Reading True Emotions in the User Experience


In my research for locating pertinent information about user engagement and emotion and how it can be measured I discovered a long list of current practices and techniques that use everything from traditional questionnaires to more high tech instruments such as EEGS and VR. However, I decided to focus my research and this blog post on two central ones that hold most of my interest which are facial response analysis and a new non-invasive bracelet created by Valtech, a digital agency, and Sensaura, a team of neuroscientists and researchers, which uses heart rate variability (HRV) to measure a user’s emotional response within an experience.

Facial Response Analysis

Facial Response Analysis reads the movements of the face via a video recording device and through a software programmed to recognized facial touchpoints such as downturned mouth or the heightening of the forehead. It doesn’t require much interaction with researcher and user as much as its more about a direct user-product interaction. This method has been noted to be less invasive and return good data from user subjects. It’s helpful in locating moments or areas of an interface that may give a user more satisfaction or difficulty when engaged with the product. Yet it does have its drawbacks. For instance, it can’t measure subtle expressions which is how most people express their emotions during a user test. A soft or small movement of a facial muscle may not be recorded or the program doesn’t know how to identify that facial expression as positive or negative.

Heart Rate Variability (HRV)

For this a new research method to gauge the emotional engagement of user testing was developed that measure heart rate variability (HRV) and emotion. Valtech, a digital agency devoted to developing business communication, teamed up with neuroscientists and researchers from Sensaura to create a bracelet that tracks heart rate to pinpoint key emotional areas during user engagement. The bracelet is programmed to track changes in heart rate while the user is experiencing the product. HRV identifies the mental effort and stress level (positive or negative emotions) of users which helps determine if they are excited or bored. Three KPIs (Key Performance Indicator) were used to identify the major emotions that a user feels when engaged with a product. These are:

  • Frustration –  On the stress and anger spectrum. Incredibly valuable if you can pinpoint exact location of feeling.
  • Engagement –  Interested and focused on what they are doing?
  • Boredom – Is the user even awake?

 That information gathered from the users was then divided into eight emotion quadrants which consisted of eight emotions that the user felt during their experience which include:

  1. Excited
  2. Happy
  3. Calm
  4. Drowsy
  5. Bored
  6. Sad
  7. Angry
  8. Stressed

The KPIs are vital but according to Lefebvre, “Emotion measurement is contextual.” Everything is dependent on the kind of product or device. There are certain emotions you want to occur that might be considered negative but are also important such a challenging video game. You want the user to feel some stress but not anger or total frustration that they throw the game out. 
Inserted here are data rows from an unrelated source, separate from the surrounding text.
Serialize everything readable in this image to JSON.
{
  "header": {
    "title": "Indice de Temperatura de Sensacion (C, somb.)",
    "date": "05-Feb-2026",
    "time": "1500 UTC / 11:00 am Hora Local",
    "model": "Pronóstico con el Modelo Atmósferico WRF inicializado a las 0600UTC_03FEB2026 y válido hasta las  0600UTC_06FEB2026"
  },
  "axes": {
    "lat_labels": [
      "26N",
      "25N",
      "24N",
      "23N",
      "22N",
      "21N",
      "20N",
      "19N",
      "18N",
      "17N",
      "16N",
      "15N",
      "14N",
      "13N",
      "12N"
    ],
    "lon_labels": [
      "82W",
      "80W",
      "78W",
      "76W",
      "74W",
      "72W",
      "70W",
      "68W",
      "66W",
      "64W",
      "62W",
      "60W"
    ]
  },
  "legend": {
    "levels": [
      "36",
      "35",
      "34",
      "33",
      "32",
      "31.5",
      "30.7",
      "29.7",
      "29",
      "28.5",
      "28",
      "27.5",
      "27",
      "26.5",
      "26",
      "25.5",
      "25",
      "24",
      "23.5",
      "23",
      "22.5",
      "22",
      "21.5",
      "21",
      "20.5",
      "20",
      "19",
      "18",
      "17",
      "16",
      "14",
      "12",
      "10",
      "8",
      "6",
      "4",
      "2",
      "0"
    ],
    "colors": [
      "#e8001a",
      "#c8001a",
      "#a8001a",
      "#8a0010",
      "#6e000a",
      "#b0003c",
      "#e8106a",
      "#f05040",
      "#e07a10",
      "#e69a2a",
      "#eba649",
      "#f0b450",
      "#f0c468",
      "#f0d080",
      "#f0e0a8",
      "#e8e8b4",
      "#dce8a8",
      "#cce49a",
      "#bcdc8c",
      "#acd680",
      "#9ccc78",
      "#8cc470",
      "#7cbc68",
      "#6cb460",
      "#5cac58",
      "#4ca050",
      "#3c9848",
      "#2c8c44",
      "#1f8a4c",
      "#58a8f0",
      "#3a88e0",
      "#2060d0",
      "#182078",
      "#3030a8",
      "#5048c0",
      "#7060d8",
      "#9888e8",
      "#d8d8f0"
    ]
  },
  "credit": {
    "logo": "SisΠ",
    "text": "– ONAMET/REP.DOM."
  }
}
Make note this is not a lie detector test as that only reads changes in blood pressure, pulse, skin conductivity, respirations.This is an emotional test that has proven to provide more accurate data than other methods of user testing.

While I have written of two methods for gathering emotional feedback and user engagement there are many others and some use devices that are placed on the skin, head, or eye-tracking software. There is no one that will measure every emotion perfectly. Which is why its suggested that a mixed method is ideal when in practice.



Lefebvre, Damien. “UX Intelligence: New Science Behind Testing User Emotions.”, Valtech, 19 Sept. 2016,

Schall, A. (2015). The Future of UX Research: Uncovering the True Emotions of Our Users. User Experience Magazine, 15(2).